Another partial answer: there is a difference between interest that is earned, interest that is capitalized and interest that is paid, not to mention OID (original issue discount) certificates. I am not an accountant but I gather that tax treatment can depend on whether the interest was actually paid (for instance, a certificate of deposit may earn interest for a long time but not pay until maturity) or whether it was just earned (computed, usually per diem) or capitalized (aggregated back into the balance). Not to mention that you're talking about a multinational situation.

So I would agree that an accountant knowledgeable in such things needs to be consulted.
posted by forthright at 8:53 PM on April 13, 2008


For me at least, this shows up on the 1040 Schedule B part III, "Foreign Accounts and Trusts", where I get to check "No" and ignore the rest of the instructions. But if the account is worth more than $10,000, it looks like you need to file form TD F 90-22.1.

Seems to me that seeing an accountant would be a good idea if for no other reason than to figure out what to do about not having reported the interest income in previous years.
posted by hattifattener at 10:09 PM on April 13, 2008


Response by poster: Thanks everyone for the helpful advice and links. I finally got through to the IRS help line today (I know, I know, we shouldn't have waited so last-minute to file). The gentleman on the phone said that a form should have been filed back when the relative came to the US, but there was no need to file the form now since the relative took out all the money last year and closed the account.
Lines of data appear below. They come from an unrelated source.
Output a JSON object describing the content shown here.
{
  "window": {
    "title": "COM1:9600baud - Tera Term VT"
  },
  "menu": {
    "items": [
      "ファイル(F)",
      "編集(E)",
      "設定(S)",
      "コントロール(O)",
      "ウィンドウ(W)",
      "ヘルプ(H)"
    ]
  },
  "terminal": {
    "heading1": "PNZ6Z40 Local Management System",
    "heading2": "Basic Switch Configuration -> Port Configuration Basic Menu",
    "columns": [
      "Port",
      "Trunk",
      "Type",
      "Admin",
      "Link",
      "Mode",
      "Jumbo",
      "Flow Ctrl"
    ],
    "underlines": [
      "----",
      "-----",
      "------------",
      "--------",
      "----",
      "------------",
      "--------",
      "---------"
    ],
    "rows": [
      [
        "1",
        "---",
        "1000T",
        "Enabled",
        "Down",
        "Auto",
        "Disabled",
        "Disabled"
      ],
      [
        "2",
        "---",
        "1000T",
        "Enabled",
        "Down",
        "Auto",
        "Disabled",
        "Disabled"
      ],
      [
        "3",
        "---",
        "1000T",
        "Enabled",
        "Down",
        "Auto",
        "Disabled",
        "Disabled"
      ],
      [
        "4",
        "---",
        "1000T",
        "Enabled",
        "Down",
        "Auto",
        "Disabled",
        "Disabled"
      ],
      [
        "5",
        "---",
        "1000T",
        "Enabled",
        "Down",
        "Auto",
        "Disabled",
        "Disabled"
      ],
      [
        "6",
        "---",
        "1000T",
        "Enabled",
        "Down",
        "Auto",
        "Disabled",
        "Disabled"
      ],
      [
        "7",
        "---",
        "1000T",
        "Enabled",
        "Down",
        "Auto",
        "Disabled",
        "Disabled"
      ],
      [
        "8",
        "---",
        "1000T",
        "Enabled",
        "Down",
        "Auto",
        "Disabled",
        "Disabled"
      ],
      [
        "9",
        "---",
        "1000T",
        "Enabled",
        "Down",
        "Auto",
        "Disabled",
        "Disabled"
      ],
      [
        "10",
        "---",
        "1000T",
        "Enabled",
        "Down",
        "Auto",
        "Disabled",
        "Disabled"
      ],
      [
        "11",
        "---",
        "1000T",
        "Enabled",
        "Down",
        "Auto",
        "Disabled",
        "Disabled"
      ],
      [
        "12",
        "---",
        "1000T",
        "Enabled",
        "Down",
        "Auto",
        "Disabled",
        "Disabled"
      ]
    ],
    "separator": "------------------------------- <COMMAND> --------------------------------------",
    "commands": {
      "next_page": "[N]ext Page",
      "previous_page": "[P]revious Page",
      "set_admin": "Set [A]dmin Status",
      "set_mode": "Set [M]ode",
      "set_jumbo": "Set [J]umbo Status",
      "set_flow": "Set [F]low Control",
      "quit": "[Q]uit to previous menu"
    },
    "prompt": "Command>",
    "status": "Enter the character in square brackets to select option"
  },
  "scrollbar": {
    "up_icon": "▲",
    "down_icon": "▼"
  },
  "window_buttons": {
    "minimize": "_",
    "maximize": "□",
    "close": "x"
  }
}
The IRS person also said that the money did not have to be declared, as it was wired from a British bank to the American bank; and the US Treasury Reserve was notified of this transfer since they had to do the conversion. He said if the money had been brought over from England to the US in an envelope, etc, then we'd have to pay taxes.

We'll follow up with an accountant in the next few days, but for the initial filing for tomorrow; I think relative just won't declare/or pay taxes on it.